Dopo il debutto ad Attraversamenti Multipli, Al palo della morte di Margine Operativo arriva al Teatro Argot Studio. Recensione

Foto di Manuela Giusto
Foto di Manuela Giusto

“Io esco mo’! Ci vediamo là al palo della morte, al solito posto. Sbrigate!”. Sottofondo di cicale, calura estiva, tutto intorno tace. Qui nel 1980 in via Conti zona Vigne Nuove, Carlo Verdone – all’epoca regista esordiente in Un sacco bello – nei panni del coatto Enzo dava appuntamento all’amico Sergio, ansioso e poco convinto di partire per il viaggio di Ferragosto a Cracovia. Una scena ormai mitica e popolarmente poetica: l’appuntamento nella no man’s land romana, in un luogo remoto e non indicato, fuori dal centro urbano, per esprimere quel prolungamento sconosciuto della città. “Torpigna”, abbreviazione del quartiere di Tor Pignattara alla periferia sud est della capitale, è proprio questa terra di confine, lontana dal centro e appendice di un territorio esteso all’estremità, e nei suoi estremismi.
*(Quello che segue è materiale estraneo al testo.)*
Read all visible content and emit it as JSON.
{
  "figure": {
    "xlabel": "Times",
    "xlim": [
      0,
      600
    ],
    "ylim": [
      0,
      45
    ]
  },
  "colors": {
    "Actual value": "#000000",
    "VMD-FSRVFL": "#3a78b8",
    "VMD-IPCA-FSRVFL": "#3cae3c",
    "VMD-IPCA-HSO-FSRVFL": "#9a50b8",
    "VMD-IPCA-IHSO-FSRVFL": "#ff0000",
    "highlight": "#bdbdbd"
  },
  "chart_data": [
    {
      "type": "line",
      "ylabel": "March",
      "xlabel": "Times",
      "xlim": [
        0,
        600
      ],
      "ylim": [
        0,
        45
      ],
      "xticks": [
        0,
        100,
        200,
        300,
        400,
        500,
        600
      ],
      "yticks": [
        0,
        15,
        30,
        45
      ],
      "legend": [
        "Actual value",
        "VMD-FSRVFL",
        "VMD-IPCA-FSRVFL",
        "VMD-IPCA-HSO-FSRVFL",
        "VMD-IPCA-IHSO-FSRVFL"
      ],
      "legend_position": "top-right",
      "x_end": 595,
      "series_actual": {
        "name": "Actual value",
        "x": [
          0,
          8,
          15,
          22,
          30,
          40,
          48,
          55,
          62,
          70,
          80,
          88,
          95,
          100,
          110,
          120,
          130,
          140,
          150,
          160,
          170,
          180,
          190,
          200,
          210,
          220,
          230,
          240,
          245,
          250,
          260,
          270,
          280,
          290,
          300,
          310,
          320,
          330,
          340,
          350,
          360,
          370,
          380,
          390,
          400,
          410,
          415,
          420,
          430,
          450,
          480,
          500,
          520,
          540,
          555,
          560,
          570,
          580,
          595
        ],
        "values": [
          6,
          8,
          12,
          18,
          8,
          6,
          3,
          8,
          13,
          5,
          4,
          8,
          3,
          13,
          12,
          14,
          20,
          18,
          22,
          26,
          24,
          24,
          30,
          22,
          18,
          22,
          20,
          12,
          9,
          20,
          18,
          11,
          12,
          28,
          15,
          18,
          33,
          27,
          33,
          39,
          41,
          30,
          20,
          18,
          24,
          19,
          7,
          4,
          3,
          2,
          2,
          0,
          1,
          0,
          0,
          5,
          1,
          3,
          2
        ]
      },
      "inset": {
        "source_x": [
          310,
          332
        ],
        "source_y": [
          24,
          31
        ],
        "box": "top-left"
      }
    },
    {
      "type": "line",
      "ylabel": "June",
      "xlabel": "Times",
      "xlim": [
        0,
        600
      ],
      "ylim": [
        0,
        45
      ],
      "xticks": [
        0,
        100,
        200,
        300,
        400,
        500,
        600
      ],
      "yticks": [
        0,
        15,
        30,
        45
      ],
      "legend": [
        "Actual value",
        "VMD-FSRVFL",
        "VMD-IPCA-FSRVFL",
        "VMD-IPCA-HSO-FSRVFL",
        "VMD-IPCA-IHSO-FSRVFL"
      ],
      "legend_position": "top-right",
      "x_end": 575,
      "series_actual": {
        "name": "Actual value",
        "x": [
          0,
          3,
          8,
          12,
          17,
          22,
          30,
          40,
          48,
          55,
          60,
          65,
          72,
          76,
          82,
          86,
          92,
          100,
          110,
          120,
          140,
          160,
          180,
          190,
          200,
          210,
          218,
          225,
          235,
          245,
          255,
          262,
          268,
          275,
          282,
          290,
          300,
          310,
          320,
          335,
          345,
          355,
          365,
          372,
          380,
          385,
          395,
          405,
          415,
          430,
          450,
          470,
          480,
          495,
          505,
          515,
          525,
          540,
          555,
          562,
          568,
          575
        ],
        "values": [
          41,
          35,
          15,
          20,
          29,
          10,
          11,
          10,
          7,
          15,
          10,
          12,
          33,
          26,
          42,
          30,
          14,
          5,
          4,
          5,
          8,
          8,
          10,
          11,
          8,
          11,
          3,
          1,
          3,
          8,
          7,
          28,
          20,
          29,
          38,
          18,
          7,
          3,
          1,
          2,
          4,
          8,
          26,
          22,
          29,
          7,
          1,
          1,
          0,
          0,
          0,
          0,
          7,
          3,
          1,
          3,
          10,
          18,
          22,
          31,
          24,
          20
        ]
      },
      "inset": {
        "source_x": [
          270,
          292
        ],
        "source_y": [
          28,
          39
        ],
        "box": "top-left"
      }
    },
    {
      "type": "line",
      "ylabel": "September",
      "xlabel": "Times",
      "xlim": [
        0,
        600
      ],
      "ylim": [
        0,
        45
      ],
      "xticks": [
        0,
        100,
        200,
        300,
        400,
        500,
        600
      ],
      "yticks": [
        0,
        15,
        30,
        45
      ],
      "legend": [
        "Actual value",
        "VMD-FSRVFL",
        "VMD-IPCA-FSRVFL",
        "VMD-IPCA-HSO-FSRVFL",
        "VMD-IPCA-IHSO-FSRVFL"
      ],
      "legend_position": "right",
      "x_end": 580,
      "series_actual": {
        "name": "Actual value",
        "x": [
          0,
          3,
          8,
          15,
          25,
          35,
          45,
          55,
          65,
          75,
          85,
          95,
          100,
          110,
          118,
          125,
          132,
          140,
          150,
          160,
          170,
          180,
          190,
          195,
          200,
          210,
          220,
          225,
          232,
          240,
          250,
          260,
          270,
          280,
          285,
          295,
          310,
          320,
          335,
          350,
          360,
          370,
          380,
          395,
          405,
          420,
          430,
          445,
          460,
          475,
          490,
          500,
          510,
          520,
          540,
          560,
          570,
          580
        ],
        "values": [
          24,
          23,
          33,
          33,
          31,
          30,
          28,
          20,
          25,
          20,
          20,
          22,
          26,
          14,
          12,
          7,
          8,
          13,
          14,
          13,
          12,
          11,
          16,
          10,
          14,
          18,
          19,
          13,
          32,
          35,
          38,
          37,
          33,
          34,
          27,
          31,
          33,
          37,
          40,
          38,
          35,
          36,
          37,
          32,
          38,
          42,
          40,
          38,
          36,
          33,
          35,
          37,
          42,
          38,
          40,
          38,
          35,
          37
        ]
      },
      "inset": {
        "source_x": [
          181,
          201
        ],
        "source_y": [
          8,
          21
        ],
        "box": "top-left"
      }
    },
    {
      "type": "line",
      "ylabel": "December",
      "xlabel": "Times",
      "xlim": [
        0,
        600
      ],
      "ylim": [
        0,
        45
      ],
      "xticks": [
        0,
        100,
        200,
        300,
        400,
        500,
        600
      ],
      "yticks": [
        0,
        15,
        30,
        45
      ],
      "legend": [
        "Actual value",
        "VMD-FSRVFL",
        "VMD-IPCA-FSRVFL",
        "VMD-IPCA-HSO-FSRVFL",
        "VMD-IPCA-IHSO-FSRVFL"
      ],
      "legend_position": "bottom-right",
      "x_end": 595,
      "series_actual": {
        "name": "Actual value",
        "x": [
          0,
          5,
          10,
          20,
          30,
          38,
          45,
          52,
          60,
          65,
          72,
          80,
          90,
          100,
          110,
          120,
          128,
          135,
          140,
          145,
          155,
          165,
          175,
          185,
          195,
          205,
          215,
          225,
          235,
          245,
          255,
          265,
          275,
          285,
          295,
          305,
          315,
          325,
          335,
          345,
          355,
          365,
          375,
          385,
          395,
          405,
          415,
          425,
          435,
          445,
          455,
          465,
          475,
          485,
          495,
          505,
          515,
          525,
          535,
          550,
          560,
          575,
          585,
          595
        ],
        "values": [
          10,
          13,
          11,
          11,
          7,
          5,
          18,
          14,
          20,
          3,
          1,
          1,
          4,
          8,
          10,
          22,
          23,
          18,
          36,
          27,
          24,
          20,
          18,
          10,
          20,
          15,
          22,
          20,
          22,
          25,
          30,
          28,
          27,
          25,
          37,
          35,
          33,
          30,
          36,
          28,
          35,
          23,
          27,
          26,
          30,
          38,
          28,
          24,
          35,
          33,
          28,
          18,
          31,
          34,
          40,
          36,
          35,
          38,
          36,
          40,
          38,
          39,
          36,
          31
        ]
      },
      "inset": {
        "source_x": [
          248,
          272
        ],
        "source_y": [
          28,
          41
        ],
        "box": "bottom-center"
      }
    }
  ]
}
Ispirandosi liberamente al libro di Giuliano Santoro Al palo della morte Storia di un omicidio in una periferia meticcia – pubblicato da Alegre nel 2015 – casa editrice già nota per la sua “attualità teatrale”Alessandra Ferraro e Pako Graziani, insieme agli attori Tiziano Panici e Aleksandros Memetaj, ricostruiscono nello spettacolo Al palo della morte l’episodio di cronaca nera riguardante la morte di Shahzad, ventottenne pakistano ucciso da un giovane romano poco più che adolescente, in un pomeriggio di metà settembre del 2014 in via Ludovico Pavoni. Proprio lì a Torpigna.

Foto di Manuela Giusto
Foto di Manuela Giusto

Dopo il debutto al Centrale Preneste durante il festival Attraversamenti Multipli nello scorso mese di settembre, il lavoro prodotto da Margine Operativo arriva nello spazio del Teatro Argot Studio. La scena è quella dove si ricostruisce un crimine, o più crimini: un lungo tavolo ricoperto di foto e documenti, una bacheca di metallo sul lato sinistro, un microfono. Due “narratori” – o come li chiamerebbe Brecht per spiegare la recitazione straniata – “due che raccontano di un incidente”, manipolano scartoffie, foto segnaletiche, ritagli di giornale. Li guardano, li studiano e li scelgono, per ricomporre il puzzle di una vicenda che sembra configurarsi come l’inevitabile conseguenza di un sistema mondo che soffre la paura dell’Altro, tanto socialmente che urbanisticamente (l’Altro vive nascosto nei palazzoni distanti dal centro). L’omicidio del ragazzo è, pur nella sua gravità, soltanto una delle fonti, sia di recente cronaca nera che storica, interrogate durante i circa cinquanta minuti dello spettacolo: dal pestaggio alla violenza sessuale ai danni di una tassista, e poi la migrazione degli anni Novanta, la gentrification del Pigneto, i presidi a difesa del “pischelletto” e quelli dei migranti… Ad interessare Pako Graziani è l’esacerbazione razzista  come evento che fa detonare una situazione ormai fuori controllo, rivelatrice tuttavia di ben altre contraddizioni stratificate nel corso degli anni e confluite in una drammaturgia che, partendo dal “microcosmo” del quartiere romano, ci racconta delle “periferie mondo”, intese non come spazi fuori dal nucleo metropolitano ma come realtà sociali di confine perché sempre in procinto di mutare, innervate dai flussi migratori.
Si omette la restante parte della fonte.